The bridges and avenues leading up to the venue were closed to traffic and lined with police vans back to back, while the helicopters were in the air again. All taxi and bus services in the city centre had been stopped, as had the metro line where it coincided with the papal route, in case of underground bombs. As he strolled in the shade of the pine trees, Cámara could sense, rather than see, the marksmen crouching on the rooftops. His old friend Beltrán, the best shooter in the force and the man who had saved his life only a year before, had mentioned being roped in for security duty. Back in the Jefatura, staff levels were below the supposed minimum, while the other police stations around the city were standing practically empty. After the incident with Ballester, no chances were being taken, and only Maldonado and his immediate team were spared from ‘Pope duty'.

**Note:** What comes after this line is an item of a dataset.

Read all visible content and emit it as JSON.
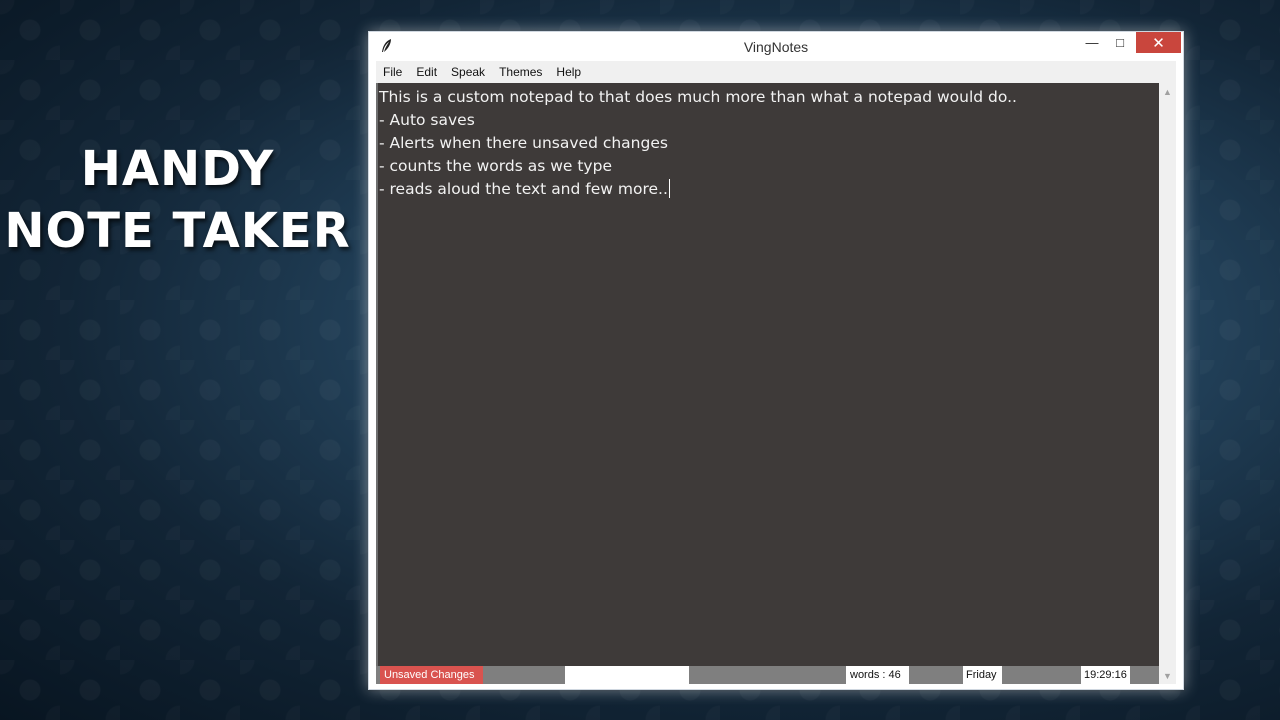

Already the voices of dissent were making themselves heard: 15 million euros had been spent on security and they still hadn't prevented that morning's attack. Far better to use the money on hospitals or schools than on some old man who couldn't be trusted to look after himself. Around the city, people protesting at the Pope's visit were leaning out of their windows and banging pots and pans as loudly as they could.

Others more commercially minded, meanwhile, were happily using his trip to make some extra money: flats with balconies near where the Pope was going to speak were being rented out for the day, and wealthier members of the faithful were paying up to 18,000 euros to watch, a safe distance from their sweaty, less affluent fellow believers below.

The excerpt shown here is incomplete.